As the weeks go by, Marley's health deteriorates and she visits her doctor Julian more and more. One night, they see each other at a band night at their local bar and spend the rest of the night on a date. They start to develop feelings for one another.

Upon Marley sharing news of her cancer diagnosis with her boss, he inquires about her life insurance plans. The company has a policy allowing individuals with life-threatening illnesses to cash out and receive an instant payment of one million dollars (or $500,000 after tax)—constituting her second wish.

Marley's friend and neighbor Peter, noticing she is getting worse, hires a little person stripper, to meet with Marley at her apartment. Marley denies the stripper and explains her sickness to him, then decides to let him stay. As they hang out and talk about her cancer, he tells her that he has died before. He explains that dying was like floating and that he never wanted to leave. This helps Marley come to terms with her illness and death.

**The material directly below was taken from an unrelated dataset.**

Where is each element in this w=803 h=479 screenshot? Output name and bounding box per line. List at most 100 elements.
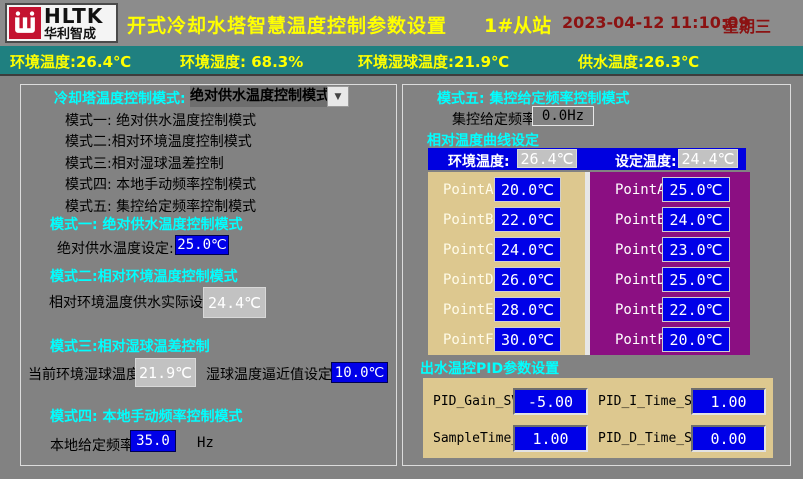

After another date, Marley and Julian sleep together and begin a relationship. However, the realization they won't have a future together causes her to flee quickly one morning before he wakes. That afternoon, they argue and Marley breaks it off. Envious of her friends who are all going through positive life changes, she becomes distant.

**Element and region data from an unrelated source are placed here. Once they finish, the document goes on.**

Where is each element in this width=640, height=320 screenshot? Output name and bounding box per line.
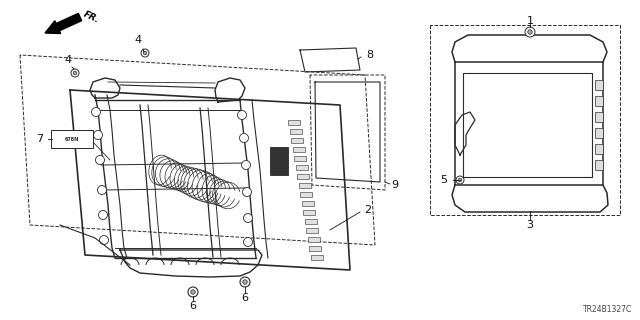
Circle shape (73, 71, 77, 75)
Bar (300, 192, 312, 197)
Bar (291, 138, 303, 143)
Circle shape (241, 161, 250, 170)
Circle shape (237, 110, 246, 119)
Bar (289, 129, 301, 134)
Bar (595, 112, 603, 122)
Bar (296, 165, 307, 170)
Circle shape (243, 280, 247, 284)
Circle shape (188, 287, 198, 297)
Circle shape (99, 211, 108, 220)
Bar (301, 201, 314, 206)
Circle shape (525, 27, 535, 37)
Bar (270, 147, 288, 175)
Bar (294, 156, 306, 161)
Circle shape (239, 133, 248, 142)
Circle shape (99, 236, 109, 244)
Circle shape (240, 277, 250, 287)
Circle shape (95, 156, 104, 164)
Bar (309, 246, 321, 251)
Bar (298, 183, 310, 188)
Text: 7: 7 (36, 134, 44, 144)
Circle shape (143, 51, 147, 55)
Bar (303, 210, 315, 215)
Text: 3: 3 (527, 220, 534, 230)
Bar (288, 120, 300, 125)
Circle shape (458, 178, 462, 182)
Text: 678N: 678N (65, 137, 79, 141)
Bar (595, 144, 603, 154)
Circle shape (243, 213, 253, 222)
Text: 2: 2 (364, 205, 372, 215)
Circle shape (243, 188, 252, 196)
Bar (305, 219, 317, 224)
Text: 9: 9 (392, 180, 399, 190)
Circle shape (243, 237, 253, 246)
FancyBboxPatch shape (463, 73, 592, 177)
Text: FR.: FR. (82, 9, 100, 25)
FancyBboxPatch shape (51, 130, 93, 148)
Circle shape (97, 186, 106, 195)
Text: 1: 1 (527, 16, 534, 26)
Text: 5: 5 (440, 175, 447, 185)
Text: 6: 6 (241, 293, 248, 303)
Bar (595, 128, 603, 138)
Circle shape (191, 290, 195, 294)
Text: TR24B1327C: TR24B1327C (583, 305, 632, 314)
Circle shape (71, 69, 79, 77)
Bar (306, 228, 318, 233)
Text: 4: 4 (65, 55, 72, 65)
FancyArrow shape (45, 13, 82, 34)
Circle shape (528, 30, 532, 34)
Circle shape (456, 176, 464, 184)
Circle shape (141, 49, 149, 57)
Bar (595, 160, 603, 170)
Text: 6: 6 (189, 301, 196, 311)
Text: 4: 4 (134, 35, 141, 45)
Bar (297, 174, 309, 179)
Bar (307, 237, 319, 242)
Text: 8: 8 (367, 50, 374, 60)
Bar (292, 147, 305, 152)
Circle shape (92, 108, 100, 116)
Bar (310, 255, 323, 260)
Circle shape (93, 131, 102, 140)
Bar (595, 80, 603, 90)
Bar (595, 96, 603, 106)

After a bike accident, Marley visits heaven again. God makes her realize that she needs to cherish what she has while she can and, for the first time, Marley admits to being in love. Later that day, she visits Julian to rekindle their relationship, apologizes to the friends she has pushed away and makes peace with her father.

At home over the following weeks, Marley can only lie in bed, and starts focusing on all of the things she is going to miss. She writes cards for future special occasions she won't be around for and letters to her loved ones, giving them to her mother to give out at the right times.

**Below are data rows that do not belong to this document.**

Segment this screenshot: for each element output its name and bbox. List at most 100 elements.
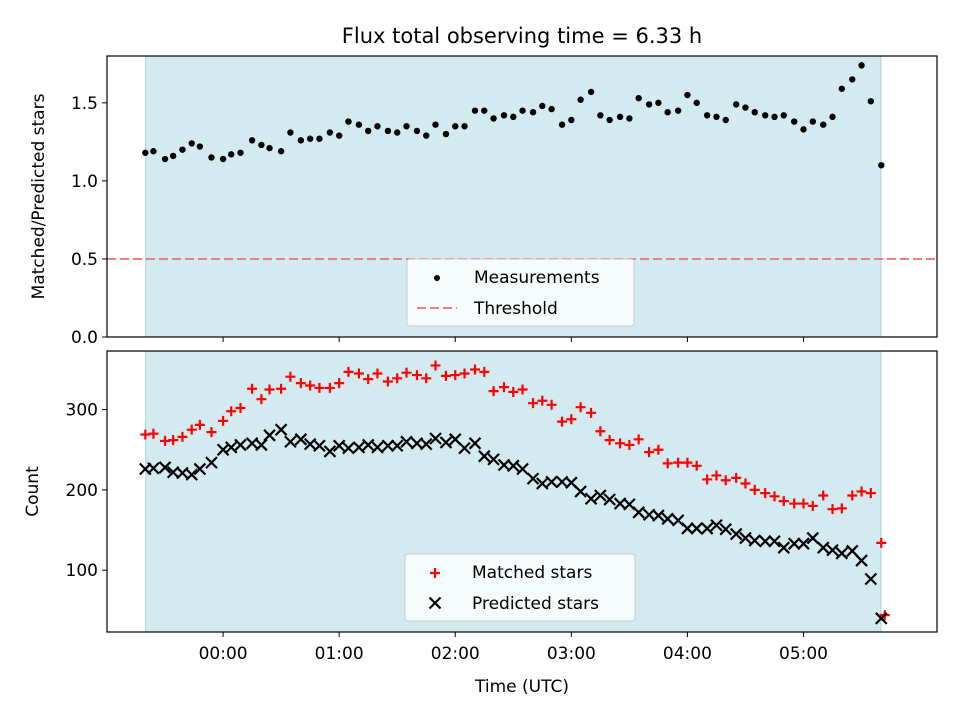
predicted-star-point [147, 461, 160, 475]
matched-star-point [807, 500, 818, 511]
predicted-star-point [545, 475, 558, 489]
measurement-point [188, 140, 195, 147]
matched-star-point [256, 394, 267, 405]
predicted-star-point [361, 438, 375, 452]
legend-marker-predicted [428, 596, 442, 610]
matched-star-point [479, 366, 490, 377]
matched-star-point [276, 383, 287, 394]
matched-star-point [760, 488, 771, 499]
measurement-point [161, 155, 169, 163]
predicted-star-point [323, 445, 337, 458]
y-tick-label: 300 [66, 401, 98, 421]
matched-star-point [343, 366, 354, 377]
predicted-star-point [284, 435, 297, 449]
matched-star-point [508, 386, 519, 397]
predicted-star-point [158, 461, 172, 474]
predicted-star-point [875, 612, 888, 625]
y-tick-label: 1.0 [71, 172, 98, 192]
x-tick-label: 01:00 [315, 644, 364, 664]
measurement-point [791, 118, 798, 125]
predicted-star-point [574, 485, 587, 498]
measurement-point [150, 148, 157, 155]
predicted-star-point [439, 436, 453, 449]
predicted-star-point [710, 518, 723, 532]
matched-star-point [148, 428, 159, 439]
matched-star-point [218, 415, 229, 426]
measurement-point [800, 126, 807, 133]
matched-star-point [836, 503, 847, 514]
y-axis-label: Matched/Predicted stars [29, 93, 49, 299]
matched-star-point [557, 416, 568, 427]
measurement-point [442, 130, 450, 138]
matched-star-point [546, 399, 557, 410]
matched-star-point [194, 419, 205, 430]
measurement-point [355, 121, 363, 128]
matched-star-point [818, 490, 829, 501]
measurement-point [266, 144, 273, 152]
ratio-panel: 0.0 0.5 1.0 1.5 Matched/Predicted stars Measu… [29, 55, 938, 348]
predicted-star-point [419, 437, 433, 451]
predicted-star-point [352, 441, 366, 454]
predicted-star-point [477, 449, 491, 463]
chart-title: Flux total observing time = 6.33 h [342, 24, 702, 48]
matched-star-point [604, 435, 615, 446]
predicted-star-point [806, 531, 820, 545]
predicted-star-point [855, 554, 868, 567]
predicted-star-point [193, 462, 207, 476]
matched-star-point [586, 407, 597, 418]
measurement-point [558, 121, 566, 128]
y-axis-label: Count [23, 466, 43, 517]
measurement-point [335, 132, 343, 139]
matched-star-point [459, 368, 470, 379]
measurement-point [751, 109, 758, 116]
y-tick-label: 0.5 [71, 250, 98, 270]
matched-star-point [353, 368, 364, 379]
predicted-star-point [777, 541, 791, 554]
legend-label: Threshold [473, 299, 558, 319]
matched-star-point [247, 383, 258, 394]
matched-star-point [720, 475, 731, 486]
predicted-star-point [835, 547, 849, 560]
measurement-point [219, 155, 227, 163]
predicted-star-point [758, 534, 772, 548]
measurement-point [461, 123, 468, 130]
measurement-point [878, 162, 885, 169]
matched-star-point [615, 438, 626, 449]
matched-star-point [740, 478, 751, 489]
legend-box [404, 553, 636, 622]
measurement-point [722, 116, 729, 124]
measurement-point [258, 141, 265, 149]
predicted-star-point [594, 489, 607, 502]
predicted-star-point [294, 433, 308, 446]
predicted-star-point [313, 439, 326, 453]
matched-star-point [691, 460, 702, 471]
predicted-star-point [185, 468, 199, 481]
predicted-star-point [748, 534, 762, 547]
matched-star-point [499, 382, 510, 393]
matched-star-point [285, 371, 296, 382]
legend-label: Predicted stars [472, 594, 599, 614]
predicted-star-point [652, 509, 665, 522]
measurement-point [587, 88, 595, 96]
measurement-point [297, 137, 305, 144]
x-axis-label: Time (UTC) [474, 677, 569, 697]
matched-star-point [856, 486, 867, 497]
predicted-star-point [797, 537, 810, 550]
y-tick-label: 1.5 [71, 94, 98, 114]
measurement-point [858, 62, 865, 69]
measurement-point [867, 98, 875, 105]
predicted-star-point [681, 522, 694, 535]
measurement-point [655, 99, 662, 107]
matched-star-point [517, 384, 528, 395]
predicted-star-point [816, 541, 830, 554]
matched-star-point [440, 370, 451, 381]
matched-star-point [363, 374, 374, 385]
measurement-point [471, 107, 479, 114]
axes-frame [106, 55, 938, 338]
measurement-point [423, 132, 430, 139]
measurement-point [413, 127, 421, 135]
measurement-point [345, 118, 352, 125]
matched-star-point [314, 382, 325, 393]
measurement-point [277, 148, 285, 155]
predicted-star-point [719, 522, 733, 536]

One morning, as Marley and Sarah sit in the park, Marley confesses that she is no longer afraid to die, while Sarah is terrified of life without her. Marley drifts off and Sarah is unable to wake her, so she calls an ambulance. Knowing it's almost time, Marley is visited by everyone in the hospital who stay at her side until the end (except for Renee, who is in labor).

Julian comes in time to say goodbye and, at that final moment, Marley realizes her third wish was to fall in love. The film ends with Marley's funeral, a colorful celebration of life with all of her friends and family.

==Cast==
- Kate Hudson as Marley Corbett
- Gael García Bernal as Julian Goldstein
- Kathy Bates as Beverly Corbett
- Lucy Punch as Sarah Walker
- Romany Malco as Peter Cooper
- Rosemarie DeWitt as Renee Blair
- Whoopi Goldberg as God
- Treat Williams as Jack Corbett
- Steven Weber as Rob Randolf
- Peter Dinklage as Vinnie
- Alan Dale as Dr. Sanders

==Reception==
A Little Bit of Heaven was heavily panned by many critics. On Rotten Tomatoes, the film holds an approval rating of 4% based on 53 reviews, with an average rating of 3.1/10. The site's critics consensus reads: "A Little Bit of Heaven subjects viewers to a whole bunch of schmaltz - and strands Kate Hudson and Gael García Bernal in a fatally misguided film." On Metacritic the film has a weighted average score of 14 out of 100, based on 20 critics, indicating "overwhelming dislike".